The plan to increase the number of special anti-terrorism courts for speedy disposal of cases, however, is still in a limbo.
The Supreme Court has repeatedly observed that the number of the courts needed to be increased to restore peace in the city.
According to records, there are 36,000 absconders and proclaimed offenders in Karachi alone, while more than 5,566 cases registered under the arms and explosives act are pending trial before the courts, including the ATCs.
Chaired by Prime Minister Nawaz Sharif, the federal cabinet in consultation with the provincial government, had decided on September 4 to take various steps, including increasing the number of ATCs.
The government was quick to announce the establishment of five new ATCs but has been unable to follow through. “Early last month, the home department requested the chief justice of the Sindh High Court to nominate district and sessions judges as presiding officers of the five new anti-terrorism courts,” an official said.
“Currently, there are five presiding officers appointed to the already functioning five anti-terrorism courts, while another 15 additional district and sessions judges have been granted special powers under the Anti-Terrorism Act 1997 to hear and decide the cases involving offences that fall within the ambit of this law,” a judicial source said.
The SHC chief justice had conferred special powers in compliance with the Supreme Court’s directives in March to ensure the quick disposal of cases. “The SHC extends these powers from time to time,” said an official in the SHC’s registrar office.
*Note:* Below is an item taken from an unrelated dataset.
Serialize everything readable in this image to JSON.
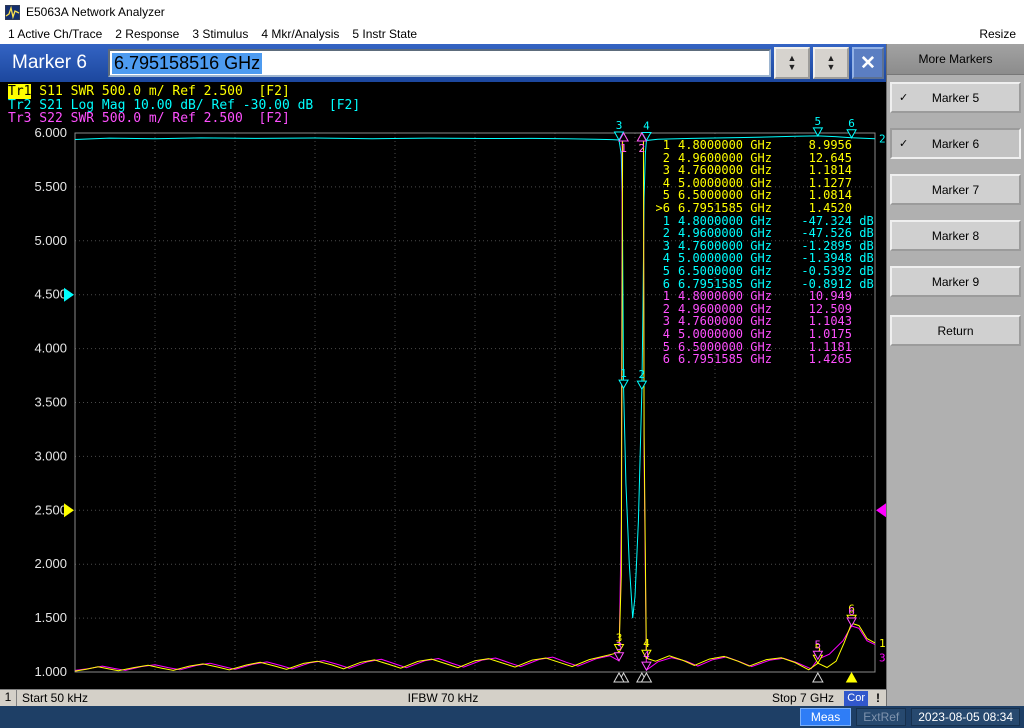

Judicial sources have cited the shortage of judges as one of the main hurdles in the establishment of the ATCs, saying that the high court was considering promoting judicial officers to meet this shortfall.
That, however, is not the only problem as sources also stated that the provincial government lacks will to establish new ATCs.
The judicial sources claimed that while the government through the home department had sought nominations of the judicial officers for appointment to the courts, they have yet to be finalised.
“The government has not provided any space for setting up the proposed courts, which is the main hurdle for the project to materialise,” an official said.
No specific building or other facilities have been arranged by the government, the sources said.
Judicial officials believed that after the establishment of the five new ATCs, the burden on the already functioning courts would lessen.